Disruption from the pandemic has gone on long enough to make this approach stick, so looking to next year and beyond we expect to see more new technologies in remote production using Cloud-based processing.
Virtual and augmented reality and 4K/8K are among those which will transform live sports coverage. The last FIFA World Cup was broadcast in 4K but the next may make sports broadcasting history by moving to 8K – the Tokyo Olympics might get there first, assuming the promise that the Games will take place no matter what holds firm. Prior to the pandemic it was expected that Tokyo 2020 would run the first 8K live content for the games, using drones and innovations like tracking cams that focus on a single competitor for OTT streaming.
The move towards next-generation production is a clear signal that sports content delivery must continue to innovate to keep viewers watching, now that they have a range of channels and viewing alternatives to choose from.
Futureproofing for 2021
Despite this positive forecast the industry is still dealing with the immediate effects of Covid-19, and it will have to do so for another 12 months or so.
Recent events have questioned norms and standards that have been adhered to for years. As live sports have returned in a Covid-friendly way and post-lockdown worlds emerge, one thing is sure – we’re not going back to pre-pandemic behaviour.
Although there has been an acceleration in the adoption of remote and virtualised production, more work is required across the industry to ensure this new way of working is embraced and rolled out in the most cost-effective and time-efficient manner. Moving to more adaptable production models will not only make the sector more amenable to change but widen the talent pool for recruitment.
Reluctance to take up remote production more widely stems from several challenges and compromises that must be addressed. Maintaining synchronisation is one of them. Production staff have to ensure that all video, audio and other feeds are aligned and synched to avoid disruptions for the viewer, and this is where the technique is crucial. It must be strong enough to handle the inevitable challenges that crop up like signal failure, transmission links dropping off to hardware and equipment issues. If there is an issue, the correct measures need to be in place to restore the live stream quickly and efficiently. Ultimately, ensuring the viewer experience is flawless is vital to remote production’s future.
Minimising end-to-end latency in the production and distribution of live sports is a desire voiced by many.
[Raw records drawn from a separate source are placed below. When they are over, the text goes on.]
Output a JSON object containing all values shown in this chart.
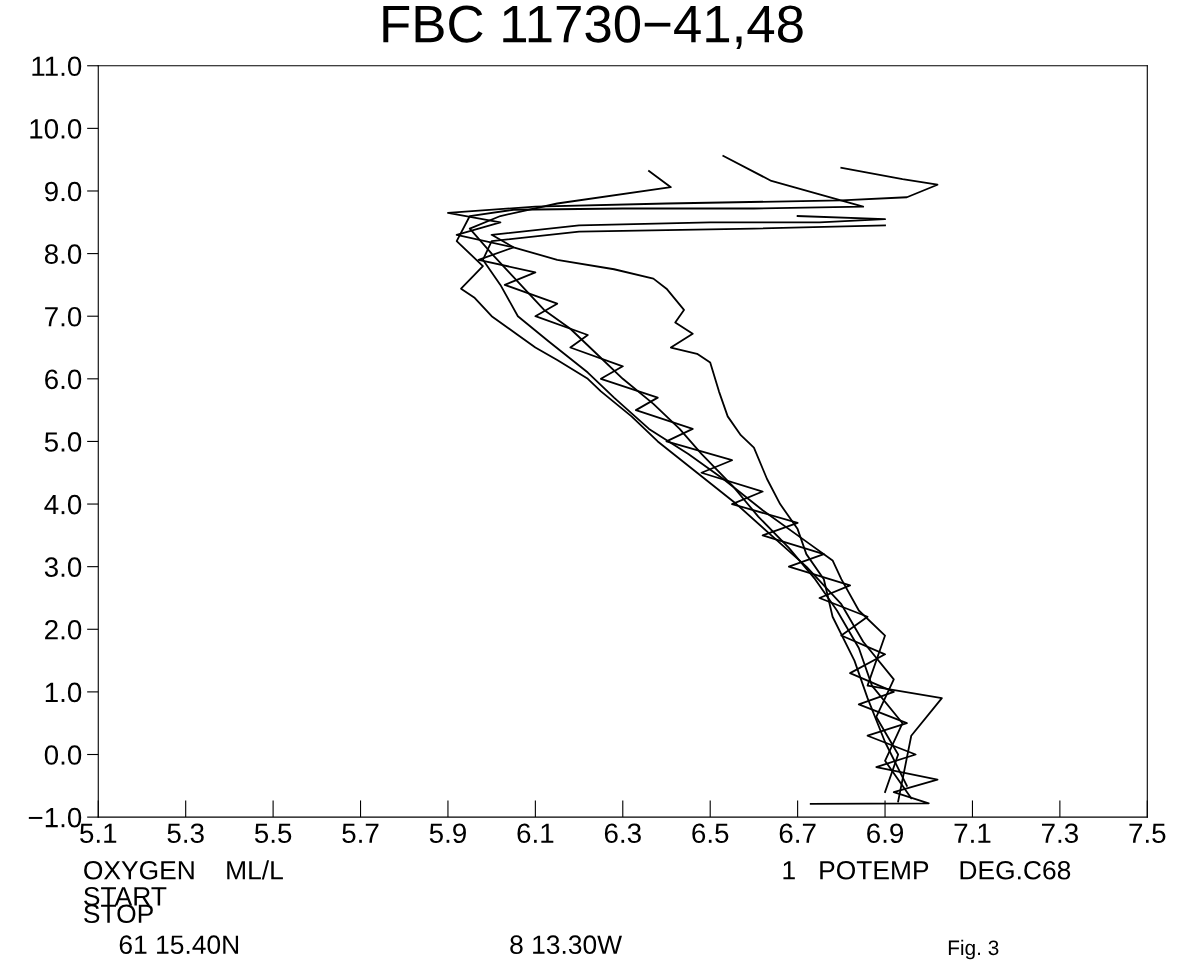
{
  "chart_data": {
    "type": "line",
    "title": "FBC 11730−41,48",
    "xlim": [
      5.1,
      7.5
    ],
    "xticks": [
      5.1,
      5.3,
      5.5,
      5.7,
      5.9,
      6.1,
      6.3,
      6.5,
      6.7,
      6.9,
      7.1,
      7.3,
      7.5
    ],
    "ylim": [
      -1,
      11
    ],
    "yticks": [
      {
        "value": -1,
        "label": "−1.0"
      },
      {
        "value": 0,
        "label": "0.0"
      },
      {
        "value": 1,
        "label": "1.0"
      },
      {
        "value": 2,
        "label": "2.0"
      },
      {
        "value": 3,
        "label": "3.0"
      },
      {
        "value": 4,
        "label": "4.0"
      },
      {
        "value": 5,
        "label": "5.0"
      },
      {
        "value": 6,
        "label": "6.0"
      },
      {
        "value": 7,
        "label": "7.0"
      },
      {
        "value": 8,
        "label": "8.0"
      },
      {
        "value": 9,
        "label": "9.0"
      },
      {
        "value": 10,
        "label": "10.0"
      },
      {
        "value": 11,
        "label": "11.0"
      }
    ],
    "grid": false,
    "marker": "none",
    "line_style": "solid",
    "annotations": [
      "OXYGEN    ML/L",
      "1   POTEMP    DEG.C68",
      "START",
      "STOP",
      "61 15.40N",
      "8 13.30W",
      "Fig. 3"
    ],
    "series": [
      {
        "color": "#000000",
        "x": [
          6.73,
          7.0,
          6.92,
          7.02,
          6.88,
          6.97,
          6.86,
          6.95,
          6.84,
          6.92,
          6.82,
          6.9,
          6.8,
          6.86,
          6.75,
          6.82,
          6.68,
          6.76,
          6.62,
          6.7,
          6.55,
          6.62,
          6.48,
          6.55,
          6.4,
          6.46,
          6.33,
          6.38,
          6.25,
          6.3,
          6.18,
          6.22,
          6.1,
          6.15,
          6.03,
          6.1,
          5.97,
          6.05,
          5.92,
          6.02,
          5.9,
          6.1,
          6.4,
          6.8,
          6.95,
          7.02,
          6.94,
          6.8
        ],
        "values": [
          -0.79,
          -0.78,
          -0.6,
          -0.4,
          -0.2,
          0.0,
          0.3,
          0.5,
          0.8,
          1.0,
          1.3,
          1.6,
          1.9,
          2.2,
          2.5,
          2.7,
          3.0,
          3.2,
          3.5,
          3.7,
          4.0,
          4.2,
          4.5,
          4.7,
          5.0,
          5.2,
          5.5,
          5.7,
          6.0,
          6.2,
          6.5,
          6.7,
          7.0,
          7.2,
          7.5,
          7.7,
          7.9,
          8.1,
          8.3,
          8.5,
          8.65,
          8.75,
          8.8,
          8.85,
          8.9,
          9.1,
          9.19,
          9.37
        ]
      },
      {
        "color": "#000000",
        "x": [
          6.95,
          6.9,
          6.86,
          6.83,
          6.78,
          6.76,
          6.72,
          6.7,
          6.66,
          6.63,
          6.6,
          6.57,
          6.54,
          6.52,
          6.5,
          6.47,
          6.41,
          6.46,
          6.42,
          6.44,
          6.4,
          6.37,
          6.28,
          6.15,
          6.05,
          6.0,
          6.2,
          6.5,
          6.75,
          6.9,
          6.7
        ],
        "values": [
          -0.5,
          0.2,
          0.9,
          1.5,
          2.2,
          2.8,
          3.2,
          3.6,
          4.0,
          4.4,
          4.9,
          5.1,
          5.4,
          5.8,
          6.26,
          6.4,
          6.5,
          6.72,
          6.9,
          7.1,
          7.44,
          7.6,
          7.75,
          7.9,
          8.1,
          8.3,
          8.45,
          8.5,
          8.5,
          8.55,
          8.6
        ]
      },
      {
        "color": "#000000",
        "x": [
          6.9,
          6.93,
          6.88,
          6.92,
          6.85,
          6.8,
          6.72,
          6.64,
          6.56,
          6.47,
          6.38,
          6.32,
          6.25,
          6.22,
          6.15,
          6.1,
          6.06,
          6.0,
          5.96,
          5.93,
          5.98,
          5.92,
          5.95,
          6.05,
          6.3,
          6.6,
          6.85,
          6.64,
          6.53
        ],
        "values": [
          -0.6,
          0.0,
          0.6,
          1.2,
          1.8,
          2.4,
          3.0,
          3.5,
          4.0,
          4.5,
          5.0,
          5.4,
          5.8,
          6.0,
          6.3,
          6.5,
          6.7,
          7.0,
          7.3,
          7.44,
          7.8,
          8.2,
          8.6,
          8.7,
          8.72,
          8.72,
          8.75,
          9.16,
          9.56
        ]
      },
      {
        "color": "#000000",
        "x": [
          6.96,
          6.9,
          6.94,
          6.87,
          6.84,
          6.79,
          6.74,
          6.68,
          6.61,
          6.55,
          6.48,
          6.43,
          6.37,
          6.3,
          6.24,
          6.18,
          6.12,
          6.08,
          6.04,
          6.0,
          5.95,
          6.02,
          6.15,
          6.41,
          6.36
        ],
        "values": [
          -0.7,
          -0.1,
          0.5,
          1.1,
          1.7,
          2.3,
          2.8,
          3.3,
          3.8,
          4.3,
          4.8,
          5.2,
          5.6,
          6.0,
          6.4,
          6.8,
          7.1,
          7.4,
          7.7,
          8.0,
          8.4,
          8.6,
          8.8,
          9.06,
          9.32
        ]
      },
      {
        "color": "#000000",
        "x": [
          6.93,
          6.96,
          7.03,
          6.86,
          6.9,
          6.84,
          6.8,
          6.78,
          6.72,
          6.62,
          6.53,
          6.45,
          6.36,
          6.28,
          6.22,
          6.13,
          6.06,
          6.02,
          5.98,
          6.0,
          6.2,
          6.6,
          6.9
        ],
        "values": [
          -0.75,
          0.3,
          0.9,
          1.1,
          1.9,
          2.3,
          2.8,
          3.1,
          3.4,
          3.9,
          4.4,
          4.8,
          5.2,
          5.7,
          6.1,
          6.6,
          7.0,
          7.5,
          7.9,
          8.2,
          8.35,
          8.4,
          8.45
        ]
      }
    ]
  }
}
It is dependent upon the task at hand – it could be returning audio and visuals to the venue or camera control which all require different levels of latency. When working in the public Cloud or transporting contribution feeds over the internet there are trade-offs to consider between latency and stream protection, the age old compromise between speed and quality is incredibly relevant when working in the compressed domain of unmanaged networks. Added to this is the need for connectivity and extensive data bandwidth. Without all the cogs in the machine working together seamlessly, remote production is simply not achievable.
Remote production capabilities have become the sport broadcasting industry’s saving grace this year. They’ve given rights holders and fans the best of both worlds. Technological developments have helped service providers deliver new offerings with ease, providing a strong argument for this becoming the new normal. With tighter lockdown restrictions never far off the horizon, remote production doesn’t just give broadcasters and content producers the means to keep consumers entertained – it enables broadcasters to take sports production to a whole new level.